一方で、懸念点としては「中央集権化」の加速が挙げられます。銀行資本が入ることで、コンプライアンス重視のあまり、特定の国や利用者しか使えない「閉じたネットワーク」になってしまう可能性があり、ブロックチェーン本来の誰にでも開かれた自由な性質が損なわれるリスクについては慎重に見る必要があります。

今後の展望として注目すべきは、他のメガバンクがこの動きにどう追随するかです。バークレイズの動きが呼び水となり、JPモルガンやHSBCといった他の金融大手も有望なステーブルコイン企業への出資や買収を加速させる可能性があります。
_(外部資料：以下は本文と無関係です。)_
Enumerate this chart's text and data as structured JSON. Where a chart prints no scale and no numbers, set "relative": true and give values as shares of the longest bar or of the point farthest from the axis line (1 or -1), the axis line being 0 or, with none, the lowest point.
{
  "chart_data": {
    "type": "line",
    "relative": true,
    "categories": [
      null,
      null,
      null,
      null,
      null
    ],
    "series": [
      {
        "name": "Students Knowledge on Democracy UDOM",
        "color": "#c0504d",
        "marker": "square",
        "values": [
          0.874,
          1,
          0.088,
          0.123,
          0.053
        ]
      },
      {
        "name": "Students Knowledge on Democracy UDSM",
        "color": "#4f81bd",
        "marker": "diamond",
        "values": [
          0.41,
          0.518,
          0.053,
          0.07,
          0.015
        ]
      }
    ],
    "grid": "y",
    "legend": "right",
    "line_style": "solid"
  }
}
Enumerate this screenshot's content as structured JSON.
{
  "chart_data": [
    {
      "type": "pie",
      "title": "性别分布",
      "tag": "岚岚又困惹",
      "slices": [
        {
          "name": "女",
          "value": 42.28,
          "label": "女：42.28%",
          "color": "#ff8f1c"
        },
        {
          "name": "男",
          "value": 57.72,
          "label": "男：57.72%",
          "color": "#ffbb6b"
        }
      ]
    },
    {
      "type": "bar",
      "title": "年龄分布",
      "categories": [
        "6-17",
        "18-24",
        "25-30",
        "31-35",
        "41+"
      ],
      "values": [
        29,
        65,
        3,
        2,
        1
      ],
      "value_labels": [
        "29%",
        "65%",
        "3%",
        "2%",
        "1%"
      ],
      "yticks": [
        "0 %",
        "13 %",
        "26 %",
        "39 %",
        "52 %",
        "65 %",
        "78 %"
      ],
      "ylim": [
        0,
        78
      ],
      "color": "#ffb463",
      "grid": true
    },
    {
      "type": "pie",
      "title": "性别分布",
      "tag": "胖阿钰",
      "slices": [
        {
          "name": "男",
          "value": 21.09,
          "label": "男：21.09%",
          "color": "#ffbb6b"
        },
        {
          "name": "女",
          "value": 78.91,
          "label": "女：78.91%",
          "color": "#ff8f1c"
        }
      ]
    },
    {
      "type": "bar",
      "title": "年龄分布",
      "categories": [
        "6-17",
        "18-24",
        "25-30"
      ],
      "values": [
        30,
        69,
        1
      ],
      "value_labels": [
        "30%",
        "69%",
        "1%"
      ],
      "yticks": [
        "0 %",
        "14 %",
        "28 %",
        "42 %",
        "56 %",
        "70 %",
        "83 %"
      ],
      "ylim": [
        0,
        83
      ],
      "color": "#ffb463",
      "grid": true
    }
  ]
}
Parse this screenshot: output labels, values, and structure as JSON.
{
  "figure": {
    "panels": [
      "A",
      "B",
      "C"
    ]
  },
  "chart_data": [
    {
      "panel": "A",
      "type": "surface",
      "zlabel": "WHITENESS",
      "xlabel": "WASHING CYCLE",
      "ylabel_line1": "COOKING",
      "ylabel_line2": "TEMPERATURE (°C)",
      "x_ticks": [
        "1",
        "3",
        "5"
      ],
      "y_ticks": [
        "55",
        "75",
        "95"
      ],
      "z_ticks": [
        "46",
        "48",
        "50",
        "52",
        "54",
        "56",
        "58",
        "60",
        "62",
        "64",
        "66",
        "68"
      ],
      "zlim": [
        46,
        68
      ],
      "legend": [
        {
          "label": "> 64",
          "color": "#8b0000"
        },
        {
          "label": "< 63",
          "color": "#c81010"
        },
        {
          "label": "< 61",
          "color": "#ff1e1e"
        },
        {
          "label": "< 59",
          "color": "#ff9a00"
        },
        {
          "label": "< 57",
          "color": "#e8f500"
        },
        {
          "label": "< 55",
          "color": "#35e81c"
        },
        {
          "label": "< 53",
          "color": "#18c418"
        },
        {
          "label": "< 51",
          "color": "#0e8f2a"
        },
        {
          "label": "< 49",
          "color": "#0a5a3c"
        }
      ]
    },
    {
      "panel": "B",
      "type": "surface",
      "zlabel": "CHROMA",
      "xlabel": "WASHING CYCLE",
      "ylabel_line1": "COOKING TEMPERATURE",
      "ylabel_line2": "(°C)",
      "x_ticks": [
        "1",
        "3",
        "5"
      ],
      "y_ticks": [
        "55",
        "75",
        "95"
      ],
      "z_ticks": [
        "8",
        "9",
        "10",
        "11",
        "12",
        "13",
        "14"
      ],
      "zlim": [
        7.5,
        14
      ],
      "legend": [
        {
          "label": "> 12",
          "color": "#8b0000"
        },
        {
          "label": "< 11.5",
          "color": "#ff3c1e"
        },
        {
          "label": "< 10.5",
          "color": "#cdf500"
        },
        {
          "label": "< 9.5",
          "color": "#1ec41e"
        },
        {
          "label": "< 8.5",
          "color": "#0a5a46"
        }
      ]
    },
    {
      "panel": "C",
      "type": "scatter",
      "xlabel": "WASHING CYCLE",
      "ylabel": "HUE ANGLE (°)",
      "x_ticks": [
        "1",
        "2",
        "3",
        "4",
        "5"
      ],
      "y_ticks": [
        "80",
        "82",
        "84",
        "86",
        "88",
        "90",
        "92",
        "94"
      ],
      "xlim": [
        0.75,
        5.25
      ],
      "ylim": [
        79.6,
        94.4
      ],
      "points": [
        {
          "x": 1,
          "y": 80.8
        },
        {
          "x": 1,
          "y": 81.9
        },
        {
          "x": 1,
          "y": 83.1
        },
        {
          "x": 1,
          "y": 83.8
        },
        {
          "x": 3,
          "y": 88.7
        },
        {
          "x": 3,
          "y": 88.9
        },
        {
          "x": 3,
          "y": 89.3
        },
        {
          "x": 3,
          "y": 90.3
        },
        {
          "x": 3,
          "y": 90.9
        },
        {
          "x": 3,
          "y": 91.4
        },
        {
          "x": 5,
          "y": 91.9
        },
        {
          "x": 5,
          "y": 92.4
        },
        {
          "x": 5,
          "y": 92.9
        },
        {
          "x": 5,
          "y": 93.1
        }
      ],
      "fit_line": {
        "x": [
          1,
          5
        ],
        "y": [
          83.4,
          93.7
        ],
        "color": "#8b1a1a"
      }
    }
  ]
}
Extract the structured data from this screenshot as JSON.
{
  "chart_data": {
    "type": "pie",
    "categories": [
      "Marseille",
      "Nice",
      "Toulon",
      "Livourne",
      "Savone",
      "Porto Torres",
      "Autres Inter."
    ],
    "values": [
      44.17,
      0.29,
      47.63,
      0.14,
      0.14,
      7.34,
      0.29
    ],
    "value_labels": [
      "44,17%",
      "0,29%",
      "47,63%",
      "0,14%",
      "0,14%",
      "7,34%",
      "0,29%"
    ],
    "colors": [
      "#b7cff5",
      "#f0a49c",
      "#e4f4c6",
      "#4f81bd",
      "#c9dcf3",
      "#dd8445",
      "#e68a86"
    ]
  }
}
銀行が発行主体となるステーブルコインが標準化していくのか、それとも独立系のプロジェクトが生き残るのか、金融業界の勢力図を塗り替える競争の行方に注目です。

※当サイトの情報は投資判断の参考となる一般的な情報提供を目的としており、特定の暗号資産(仮想通貨)への投資を勧誘するものではありません。当サイトの情報に基づいて生じた損害やトラブルについて、当編集部は一切の責任を負いかねます。ユーザーご自身の判断と責任において情報をご利用ください。